Hemodynamic monitoring of ARDS by critical care echocardiography
Introduction
Critical care echocardiography (CCE) is more and more frequently used and even more than the pulmonary artery catheter in patients with sepsis (1). In acute respiratory distress syndrome (ARDS) patients, same result was reported in a French database (2). CCE is very suitable for the management of patients with respiratory and circulatory failure (3), as it may directly modify diagnostic and therapeutic procedures. In 2,508 transesophageal echocardiography (TEE) studies, the main indication was hemodynamic instability and findings were left ventricular (LV) dysfunction in 27%, right ventricular (RV) dysfunction in 11% and hypovolemia in 16% of cases. TEE had also a significant on diagnostic and treatment, either surgical or changes in medical therapy (4).

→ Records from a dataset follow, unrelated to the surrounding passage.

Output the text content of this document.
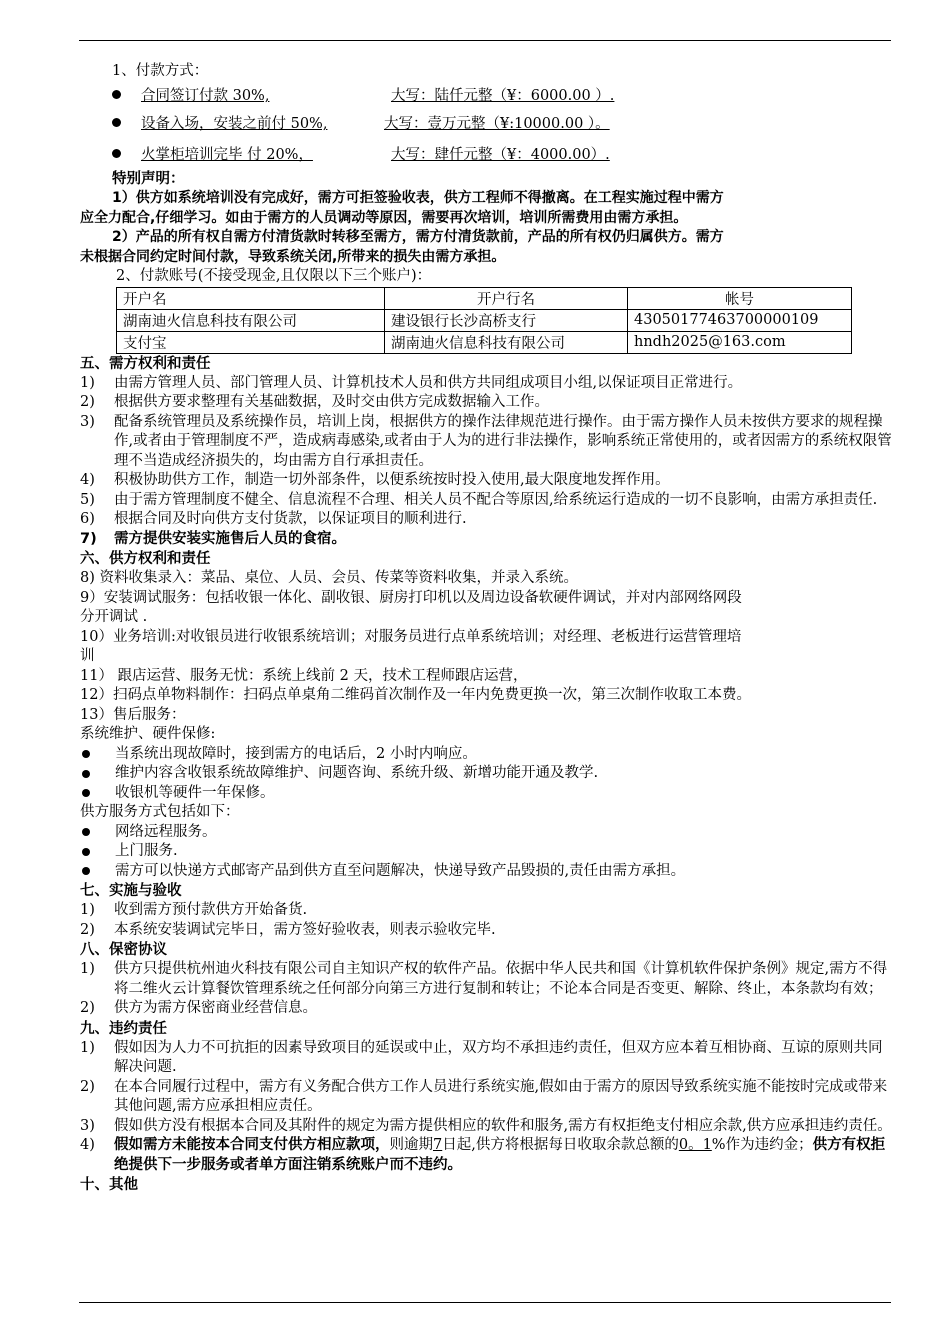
1、付款方式：
合同签订付款 30%,	大写：陆仟元整（¥：6000.00 ）.
设备入场，安装之前付 50%,	大写：壹万元整（¥:10000.00 ）。
火掌柜培训完毕 付 20%，	大写：肆仟元整（¥：4000.00）.
特别声明：
1）供方如系统培训没有完成好，需方可拒签验收表，供方工程师不得撤离。在工程实施过程中需方
应全力配合,仔细学习。如由于需方的人员调动等原因，需要再次培训，培训所需费用由需方承担。
2）产品的所有权自需方付清货款时转移至需方，需方付清货款前，产品的所有权仍归属供方。需方
未根据合同约定时间付款，导致系统关闭,所带来的损失由需方承担。
2、付款账号(不接受现金,且仅限以下三个账户)：
开户名	开户行名	帐号
湖南迪火信息科技有限公司	建设银行长沙高桥支行	43050177463700000109
支付宝	湖南迪火信息科技有限公司	hndh2025@163.com
五、需方权利和责任
1)	由需方管理人员、部门管理人员、计算机技术人员和供方共同组成项目小组,以保证项目正常进行。
2)	根据供方要求整理有关基础数据，及时交由供方完成数据输入工作。
3)	配备系统管理员及系统操作员，培训上岗，根据供方的操作法律规范进行操作。由于需方操作人员未按供方要求的规程操作,或者由于管理制度不严，造成病毒感染,或者由于人为的进行非法操作，影响系统正常使用的，或者因需方的系统权限管理不当造成经济损失的，均由需方自行承担责任。
4)	积极协助供方工作，制造一切外部条件，以便系统按时投入使用,最大限度地发挥作用。
5)	由于需方管理制度不健全、信息流程不合理、相关人员不配合等原因,给系统运行造成的一切不良影响，由需方承担责任.
6)	根据合同及时向供方支付货款，以保证项目的顺利进行.
7)	需方提供安装实施售后人员的食宿。
六、供方权利和责任
8) 资料收集录入：菜品、桌位、人员、会员、传菜等资料收集，并录入系统。
9）安装调试服务：包括收银一体化、副收银、厨房打印机以及周边设备软硬件调试，并对内部网络网段
分开调试 .
10）业务培训:对收银员进行收银系统培训；对服务员进行点单系统培训；对经理、老板进行运营管理培
训
11） 跟店运营、服务无忧：系统上线前 2 天，技术工程师跟店运营，
12）扫码点单物料制作：扫码点单桌角二维码首次制作及一年内免费更换一次，第三次制作收取工本费。
13）售后服务：
系统维护、硬件保修:
当系统出现故障时，接到需方的电话后，2 小时内响应。
维护内容含收银系统故障维护、问题咨询、系统升级、新增功能开通及教学.
收银机等硬件一年保修。
供方服务方式包括如下：
网络远程服务。
上门服务.
需方可以快递方式邮寄产品到供方直至问题解决，快递导致产品毁损的,责任由需方承担。
七、实施与验收
1)	收到需方预付款供方开始备货.
2)	本系统安装调试完毕日，需方签好验收表，则表示验收完毕.
八、保密协议
1)	供方只提供杭州迪火科技有限公司自主知识产权的软件产品。依据中华人民共和国《计算机软件保护条例》规定,需方不得将二维火云计算餐饮管理系统之任何部分向第三方进行复制和转让；不论本合同是否变更、解除、终止，本条款均有效；
2)	供方为需方保密商业经营信息。
九、违约责任
1)	假如因为人力不可抗拒的因素导致项目的延误或中止，双方均不承担违约责任，但双方应本着互相协商、互谅的原则共同解决问题.
2)	在本合同履行过程中，需方有义务配合供方工作人员进行系统实施,假如由于需方的原因导致系统实施不能按时完成或带来其他问题,需方应承担相应责任。
3)	假如供方没有根据本合同及其附件的规定为需方提供相应的软件和服务,需方有权拒绝支付相应余款,供方应承担违约责任。
4)	假如需方未能按本合同支付供方相应款项，则逾期7日起,供方将根据每日收取余款总额的0。1%作为违约金；供方有权拒绝提供下一步服务或者单方面注销系统账户而不违约。
十、其他
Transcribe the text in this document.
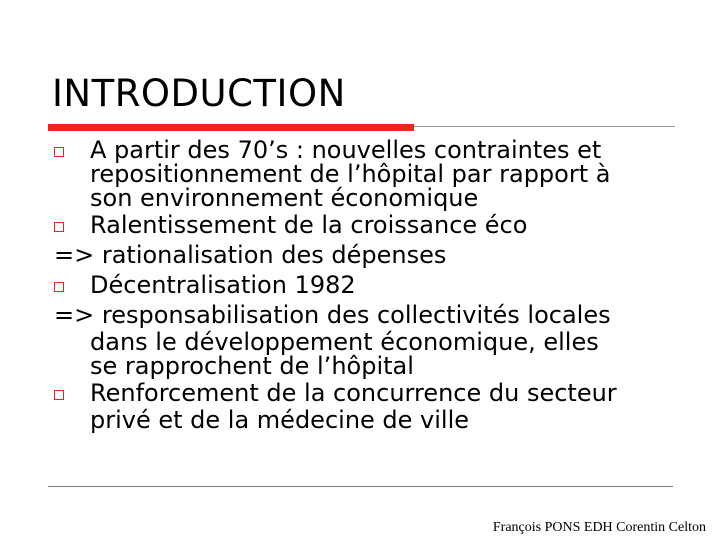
INTRODUCTION
A partir des 70’s : nouvelles contraintes et
repositionnement de l’hôpital par rapport à
son environnement économique
Ralentissement de la croissance éco
=> rationalisation des dépenses
Décentralisation 1982
=> responsabilisation des collectivités locales
dans le développement économique, elles
se rapprochent de l’hôpital
Renforcement de la concurrence du secteur
privé et de la médecine de ville
François PONS EDH Corentin Celton
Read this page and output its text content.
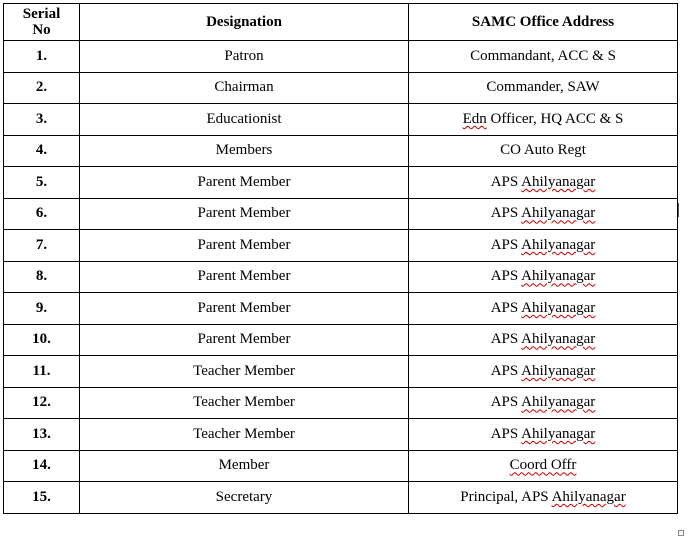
Serial
No	Designation	SAMC Office Address
1.	Patron	Commandant, ACC & S
2.	Chairman	Commander, SAW
3.	Educationist	Edn Officer, HQ ACC & S
4.	Members	CO Auto Regt
5.	Parent Member	APS Ahilyanagar
6.	Parent Member	APS Ahilyanagar
7.	Parent Member	APS Ahilyanagar
8.	Parent Member	APS Ahilyanagar
9.	Parent Member	APS Ahilyanagar
10.	Parent Member	APS Ahilyanagar
11.	Teacher Member	APS Ahilyanagar
12.	Teacher Member	APS Ahilyanagar
13.	Teacher Member	APS Ahilyanagar
14.	Member	Coord Offr
15.	Secretary	Principal, APS Ahilyanagar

A consensus of experts in the field of hemodynamic monitoring recognized CCE as a true hemodynamic monitoring device, albeit discontinuous (5). An echo study has to be done as soon as possible in the case of hemodynamic instability, if the patient is not obviously fluid-responsive with low central venous pressure (5). TEE is probably less operator-dependent than transthoracic echocardiography (TTE), the reason why TEE is better than TTE for hemodynamic monitoring when performed in intubated patients; it then allows reproducible and sequential hemodynamic assessments (6). For an accurate hemodynamic evaluation, it has been reported that intensivists may use TEE in a qualitative approach based on 4 main parameters: respiratory variation of the superior vena cava (SVC), LV systolic function, RV size, and paradoxical septal motion (7).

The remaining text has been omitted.